The phenomenon is strongly reminiscent of the beginnings of the cloud and shadow IT in the early 2010s. Except that here, the objects deployed are no longer simple passive software. They are systems capable of acting, executing tasks, making decisions and sometimes interacting autonomously with critical environments.

For CEOs, this situation creates an important paradigm shift. For a long time, digital performance was mainly based on the ability of companies to quickly deploy new tools. Tomorrow, performance will probably depend more on their ability to govern autonomous systems that have become extremely complex.

This opens a new industrial battle around AI gateways, agentic governance, model observability, real-time supervision systems, kill switch architectures and platforms capable of mapping agents and AI flows deployed in organizations.

Cybersecurity is thus becoming much more than a defensive layer and is gradually transforming into an autonomous business management infrastructure.

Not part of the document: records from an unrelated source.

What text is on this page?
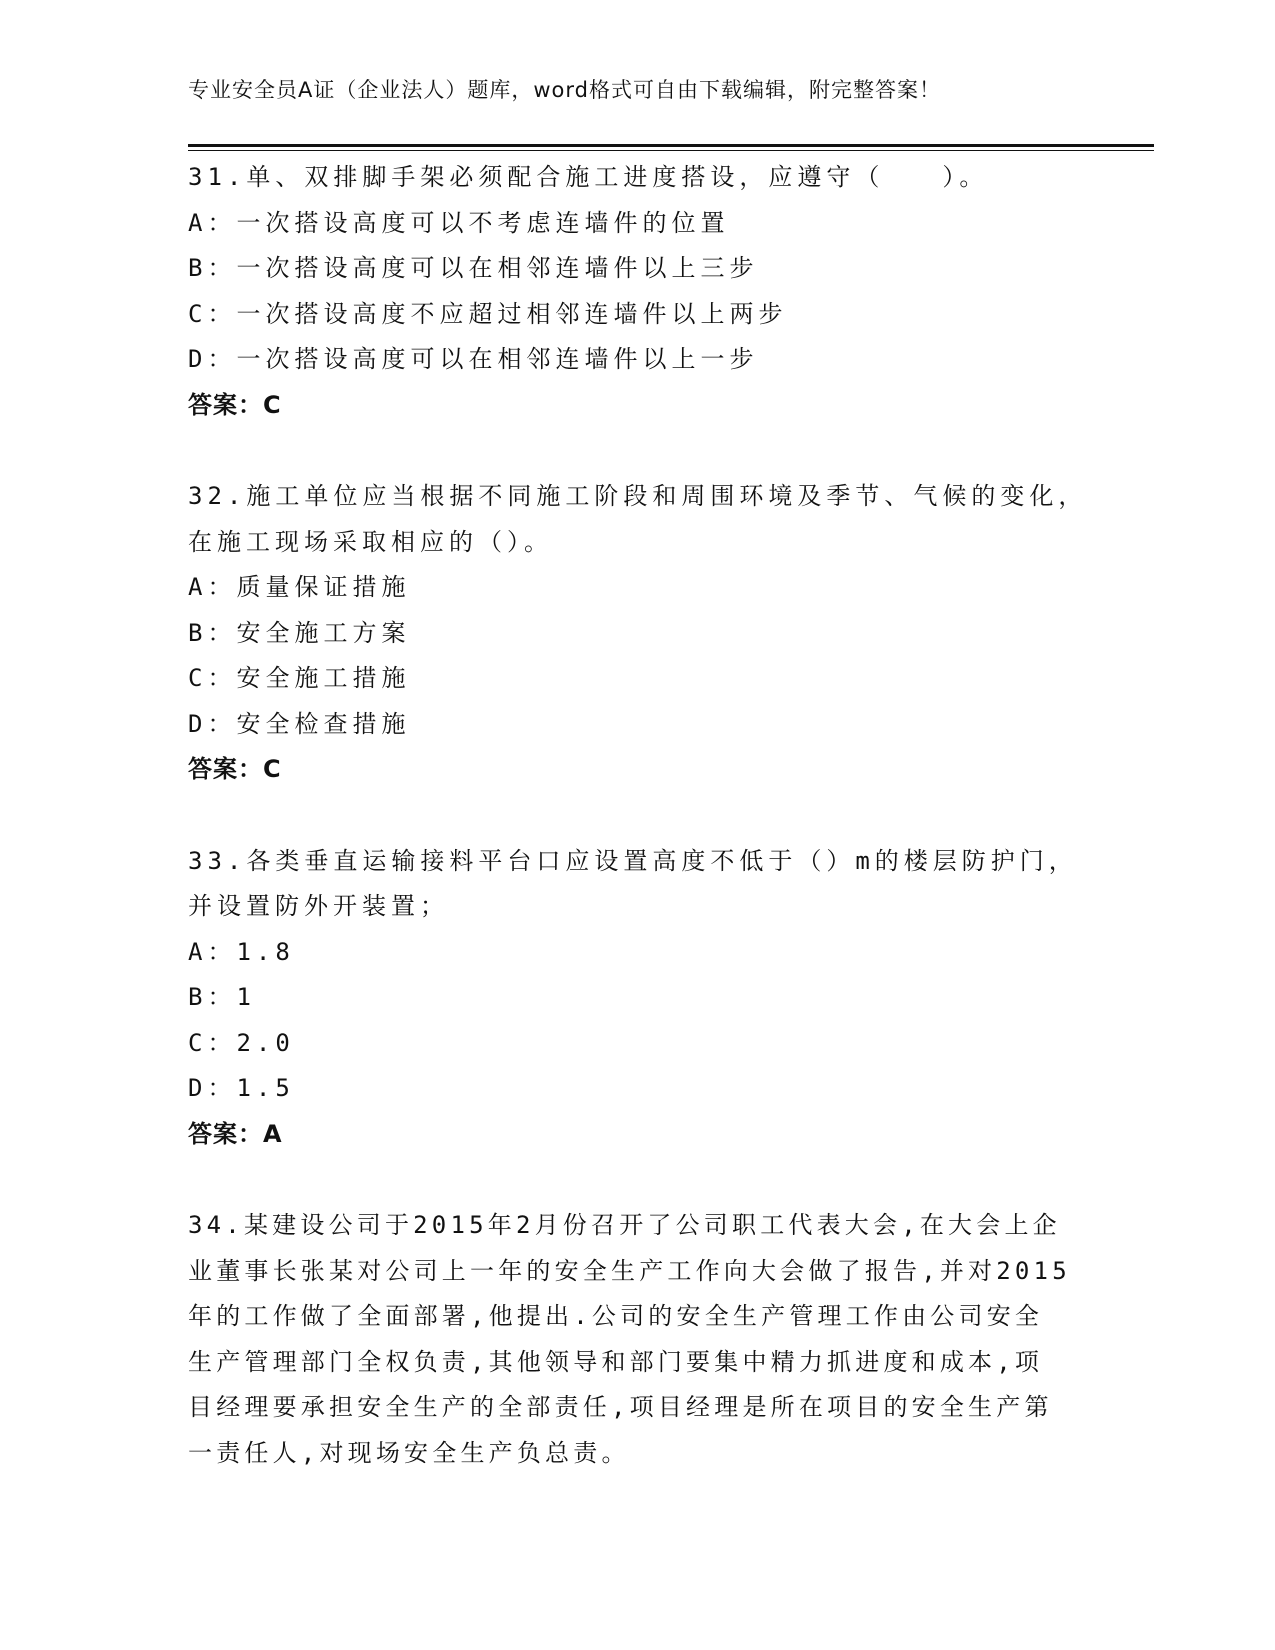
专业安全员A证（企业法人）题库，word格式可自由下载编辑，附完整答案！
31.单、双排脚手架必须配合施工进度搭设，应遵守（　　）。
A：一次搭设高度可以不考虑连墙件的位置
B：一次搭设高度可以在相邻连墙件以上三步
C：一次搭设高度不应超过相邻连墙件以上两步
D：一次搭设高度可以在相邻连墙件以上一步
答案：C
32.施工单位应当根据不同施工阶段和周围环境及季节、气候的变化，
在施工现场采取相应的（）。
A：质量保证措施
B：安全施工方案
C：安全施工措施
D：安全检查措施
答案：C
33.各类垂直运输接料平台口应设置高度不低于（）m的楼层防护门，
并设置防外开装置；
A：1.8
B：1
C：2.0
D：1.5
答案：A
34.某建设公司于2015年2月份召开了公司职工代表大会,在大会上企
业董事长张某对公司上一年的安全生产工作向大会做了报告,并对2015
年的工作做了全面部署,他提出.公司的安全生产管理工作由公司安全
生产管理部门全权负责,其他领导和部门要集中精力抓进度和成本,项
目经理要承担安全生产的全部责任,项目经理是所在项目的安全生产第
一责任人,对现场安全生产负总责。
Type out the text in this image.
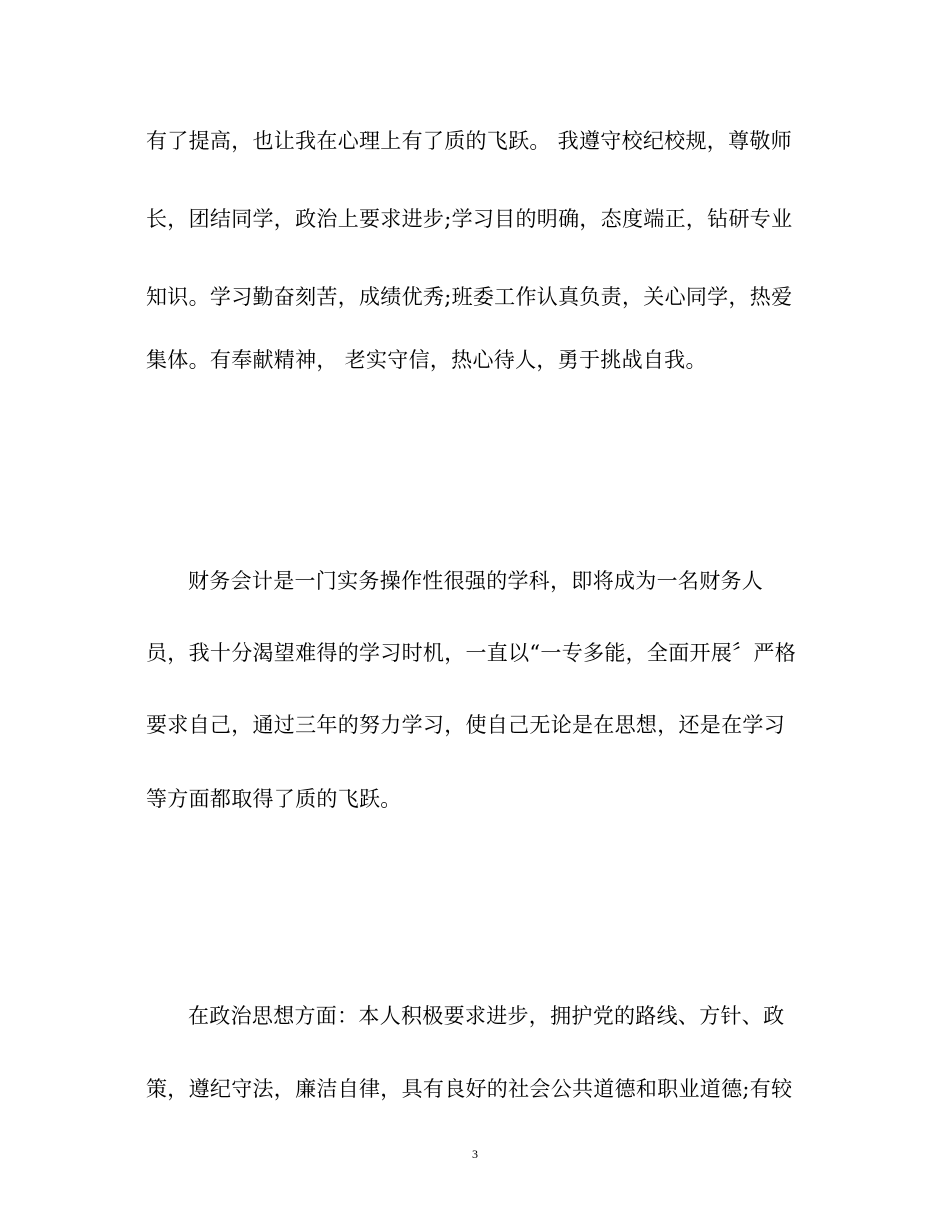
有了提高，也让我在心理上有了质的飞跃。 我遵守校纪校规，尊敬师
长，团结同学，政治上要求进步;学习目的明确，态度端正，钻研专业
知识。学习勤奋刻苦，成绩优秀;班委工作认真负责，关心同学，热爱
集体。有奉献精神， 老实守信，热心待人，勇于挑战自我。
财务会计是一门实务操作性很强的学科，即将成为一名财务人
员，我十分渴望难得的学习时机，一直以“一专多能，全面开展〞严格
要求自己，通过三年的努力学习，使自己无论是在思想，还是在学习
等方面都取得了质的飞跃。
在政治思想方面：本人积极要求进步，拥护党的路线、方针、政
策，遵纪守法，廉洁自律，具有良好的社会公共道德和职业道德;有较
3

The most relevant historical parallel is probably not that of software, but that of critical infrastructure. As businesses rely on autonomous systems that can interact with each other, digital resilience will become a topic comparable to managing an energy grid, logistics infrastructure, or complex industrial system.

AI therefore does not only transform products or professions. It transforms the very rhythm of how organizations operate.

And in this new economy, the companies that survive will likely not be those that have simply adopted the most AI tools, but those able to operate in an environment where vulnerabilities, patches and technological reorganizations become permanent. The question is therefore no longer just one of technological adoption, but of the capacity of organizations to absorb an unprecedented level of operational instability without slowing down their execution.